Me retumbó en el pecho la noticia en primera plana: “Joven de 17 años baleado y tirado en la calle; nadie sabe lo que pasó”.
De cara delgada y risa amplia aparecía todos los días corriendo hasta mi casa.
– Buen día. ¿Y mi leche, doña Elsa?
– Pasa, pasa – decía mi abuela -, pasa que el vago de tu amigo sigue durmiendo.
– ¡Pará de tanto grito! – decía yo con la almohada en la cara.
– ¿¡Qué te pensás, que estás en la cancha!?
– ¿Qué cara están las papas?, doña.
– Pasen, pasen, tengo baratos los huevos y el perejil.
Las risas recorrían el comedor; el abrazo y la pelota al medio.
Todo el día era “pum y pum”, los ladrillos de doña Julia iban cayendo desde el pretil, límite azul de nuestra gloria. Soñábamos tantas veces con ser campeón que con la fuerza de un huracán relatábamos los goles, mejor que el famoso Víctor Hugo.
Me acuerdo el gol que le metimos al barrio de abajo, “El pájaro” era el dueño del cuadro, la movía lindo. Gurises humildes y muy trabajadores, descalzos, con marcas en manos y pies, del horno de barro, ladrilleros; y nosotros dos de championes, sólo nosotros dos, por lo que esa vez nos descalzamos.
Ese día no importaba nada, ganábamos o ganábamos. El premio no era la copa Libertadores y nada por el estilo, el trofeo y qué trofeo, era un cajón de Pepsi-Cola. ¿Imagínate un cajón de Pepsi para todos los gurises?
Y fue el mejor gol del mundo y en la hora, como partido uruguayo.

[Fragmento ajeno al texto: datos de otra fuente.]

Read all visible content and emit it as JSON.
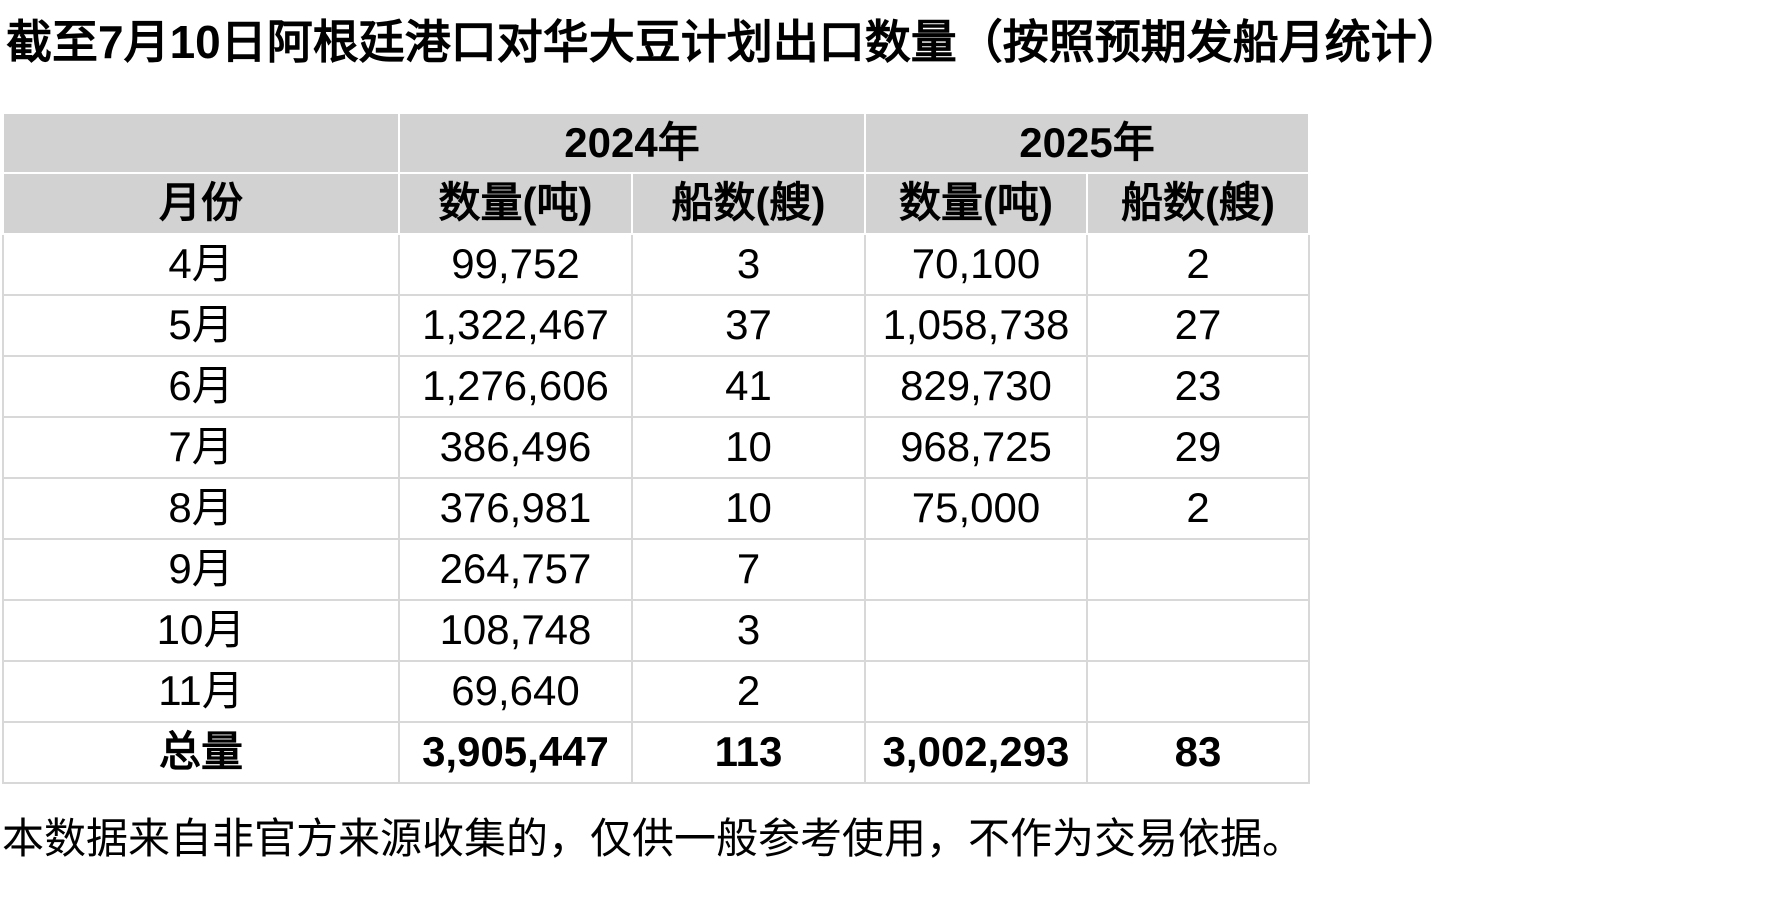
{
  "page": {
    "title": "截至7月10日阿根廷港口对华大豆计划出口数量（按照预期发船月统计）",
    "footnote": "本数据来自非官方来源收集的，仅供一般参考使用，不作为交易依据。"
  },
  "table": {
    "year_headers": [
      "2024年",
      "2025年"
    ],
    "columns": [
      "月份",
      "数量(吨)",
      "船数(艘)",
      "数量(吨)",
      "船数(艘)"
    ],
    "rows": [
      {
        "month": "4月",
        "qty2024": "99,752",
        "ships2024": "3",
        "qty2025": "70,100",
        "ships2025": "2"
      },
      {
        "month": "5月",
        "qty2024": "1,322,467",
        "ships2024": "37",
        "qty2025": "1,058,738",
        "ships2025": "27"
      },
      {
        "month": "6月",
        "qty2024": "1,276,606",
        "ships2024": "41",
        "qty2025": "829,730",
        "ships2025": "23"
      },
      {
        "month": "7月",
        "qty2024": "386,496",
        "ships2024": "10",
        "qty2025": "968,725",
        "ships2025": "29"
      },
      {
        "month": "8月",
        "qty2024": "376,981",
        "ships2024": "10",
        "qty2025": "75,000",
        "ships2025": "2"
      },
      {
        "month": "9月",
        "qty2024": "264,757",
        "ships2024": "7",
        "qty2025": "",
        "ships2025": ""
      },
      {
        "month": "10月",
        "qty2024": "108,748",
        "ships2024": "3",
        "qty2025": "",
        "ships2025": ""
      },
      {
        "month": "11月",
        "qty2024": "69,640",
        "ships2024": "2",
        "qty2025": "",
        "ships2025": ""
      }
    ],
    "total_row": {
      "month": "总量",
      "qty2024": "3,905,447",
      "ships2024": "113",
      "qty2025": "3,002,293",
      "ships2025": "83"
    }
  },
  "chart_data": {
    "type": "table",
    "title": "截至7月10日阿根廷港口对华大豆计划出口数量（按照预期发船月统计）",
    "categories": [
      "4月",
      "5月",
      "6月",
      "7月",
      "8月",
      "9月",
      "10月",
      "11月",
      "总量"
    ],
    "series": [
      {
        "name": "2024年 数量(吨)",
        "values": [
          99752,
          1322467,
          1276606,
          386496,
          376981,
          264757,
          108748,
          69640,
          3905447
        ]
      },
      {
        "name": "2024年 船数(艘)",
        "values": [
          3,
          37,
          41,
          10,
          10,
          7,
          3,
          2,
          113
        ]
      },
      {
        "name": "2025年 数量(吨)",
        "values": [
          70100,
          1058738,
          829730,
          968725,
          75000,
          null,
          null,
          null,
          3002293
        ]
      },
      {
        "name": "2025年 船数(艘)",
        "values": [
          2,
          27,
          23,
          29,
          2,
          null,
          null,
          null,
          83
        ]
      }
    ]
  },
  "colors": {
    "header_bg": "#d2d2d2",
    "header_divider": "#ffffff",
    "grid_line": "#d8d8d8",
    "text": "#000000",
    "page_bg": "#ffffff"
  }
}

En el medio del campito, sobre el brocal derrumbado de un aljibe, que los vecinos habían rellenado con escombros y pasto; levantó el centro “El gusano”, la paró de pecho, mi amigo y sin dejarla caer, de volea la pasó por encima de toda el área imaginaria de nuestra mente, la sabía de memoria por haberla dibujado mil veces; y yo de palomita, un cabezazo al ángulo y ¡Goooollll! Y el rayón en el pecho que me hizo aquel hueso que algún perro había dejado olvidado sin enterrar, justo en el área chica, también imaginaria.
Terminó el partido.
Yo no sabía si llorar por el rayón, por la pobreza o por la felicidad. Fueron las Pepsi más ricas de mi vida; y claro, las compartimos con los que perdieron, en esos tiempos había códigos.
Después no sé, seguí estudiando, mi amigo fue fusilero naval o se fue a alguna misión al Congo, lo cierto es que los desayunos no lo volvimos a compartir. Doña Elsa hoy ya no está. Tengo dos hijos hermosos y una compañera de oro.
En el diario, debajo del titular, la foto en primera plana de mi amigo con su hijo de 17 años, en los brazos, reclamando justicia, porque nadie sabía por qué lo habían matado.
Sentí que perdimos por goleada contra la vida, me hubiera gustado que aquella palomita hubiera sido eterna y nos hubiera llevado a la gloria para que esto no hubiera pasado; fuimos tan felices ese día.
Pero hoy, lamentablemente no hay códigos.